The Intelligent Design of (Who’d Have Guessed It?) Fat

By Tom Gilson Published on February 20, 2017

Not long ago I stepped on the scale for the first time in a few months. I had put myself on a diet last summer and it brought me down about fourteen pounds, but then I got sidelined by an ankle injury and let myself go for a while. When I finally decided to face the music, I found out I’d gained back twelve of those fourteen pounds.

Fat. Who needs it? You and I do, actually. And as I discovered through a fascinating article at Evolution News and Views this week, fats are a whole lot more amazing than I had ever thought.

Evolution News and Views is one of the websites of the Discovery Institute, a non-profit think tank based in Seattle, best known for its research and publications regarding the theory of intelligent design. Often misunderstood and mischaracterized by its opponents, ID is a scientific research program exploring the likelihood that nature cannot be fully explained apart from an intelligent designer — whom I would take to be God Himself, as would many ID theorists.

Information and Complexity Signaling Intelligent Design

Nature includes information (such as coding regions of DNA) and complexity (as we’ll see in a moment) that’s of the sort that we routinely ascribe to intelligence. That’s the whole idea behind intelligent design. When we see Mount Rushmore we know it was sculpted by people who planned it and who knew what they were doing. When our computers work we know there’s intelligence behind the hardware and the software. Actually, we can tell there’s intelligence there even when they don’t work. We might wish there were more, but we still know our computers didn’t happen without intelligent design.

So what does this have to do with fat? I’m not sure it was so intelligent for me to let those twelve pounds come back. As it turns out, though, lipids (the technical term for fats) are essential for life. The biochemist interviewed in this Evolution News and Views article — highly credentialed in his field, yet left unnamed because ID is so hotly controversial among biological scientists — explains it this way:

Lipids are amazingly complex. If you look at the lipids that we have in our lipid bilayers today, you’ll find a huge number of chemical structures, each of which differs slightly in its composition.… It’s been estimated that there might be 10,000-100,000 different chemical structures of lipids in the cell.
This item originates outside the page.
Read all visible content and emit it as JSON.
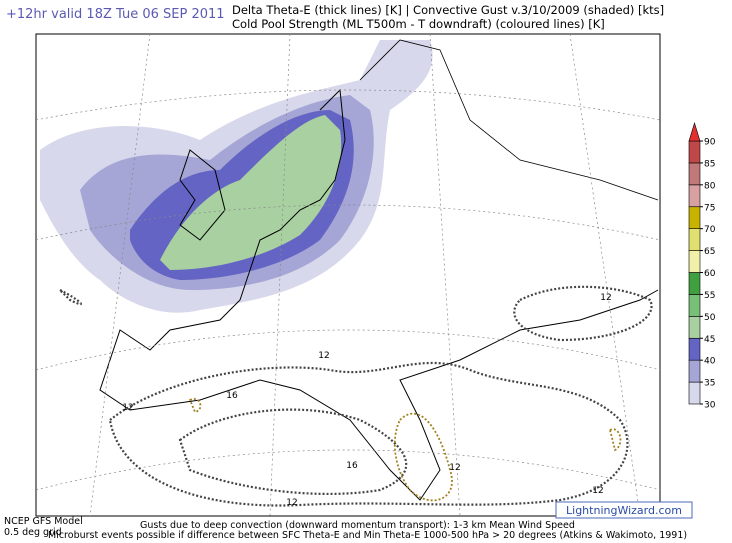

And if you change even one of them, you could end up with dysfunction in the cell. …

Complexity abounds … within the cell as well. … We have organelles — the nucleus, the Golgi apparatus, the lysosome, and so on. Each one of these is surrounded by a different lipid bilayer. No two organelles have the same lipid composition. Moreover, a lipid bilayer has two layers: one pointing out, one pointing in. The lipid composition of the two halves of the bilayer is not the same. It differs completely. Moreover, lipids change their composition depending on the physiological state of the cell. It’s amazing.

The Question Biologists Aren’t Allowed To Ask

He goes on to tell how biologists have tried to explain how this could have evolved without guidance:

How exactly, chemically, did lipids evolve? To me, it’s not a question of this or that philosophy; it’s a question of science. At the level of biochemistry … do these studies provide a valid explanation of how lipids evolved? And I personally have yet to see that. In almost any field of biochemical sciences, I just don’t see it.

The “philosophy” he’s speaking of is the belief that life must be explainable on purely non-intelligent terms, without any designer involved. Blind evolution must have happened, is the idea, so whatever features and function we observe in life, the question isn’t whether it evolved in the Darwinian sense — biologists in “mainstream science” really aren’t allowed to ask that question — but how it evolved. Scientific papers frequently discuss how things might have evolved, or even how they must have evolved. That kind of thing is easy to find. But it’s fairly impossible to find any research explaining how anything of real biological importance actually did evolve by natural selection and random variation.

A Two-Part Argument for Design

As for lipids, the Evolution News and Views interviewer summed it up this way:

So just to be clear, you really have a two-part argument. Number one, all known natural processes are inadequate to produce these highly complex lipids. And number two, we know that designers can produce this level of complexity. So from our experience we have not just negative reasons against unguided processes, but also positive reasons based on what we know designers do. And that’s true even if we don’t know exactly how they did it. Is that right?

The biochemist answered,

Yes. But let me take it one step farther. We have not yet managed in the lab to design a lipid bilayer that corresponds to the complexity that we see in nature. … There’s a level of design in lipids that is far beyond our powers of invention.

And I’m sure he would add, it’s far beyond the inventive powers of blind forces, too.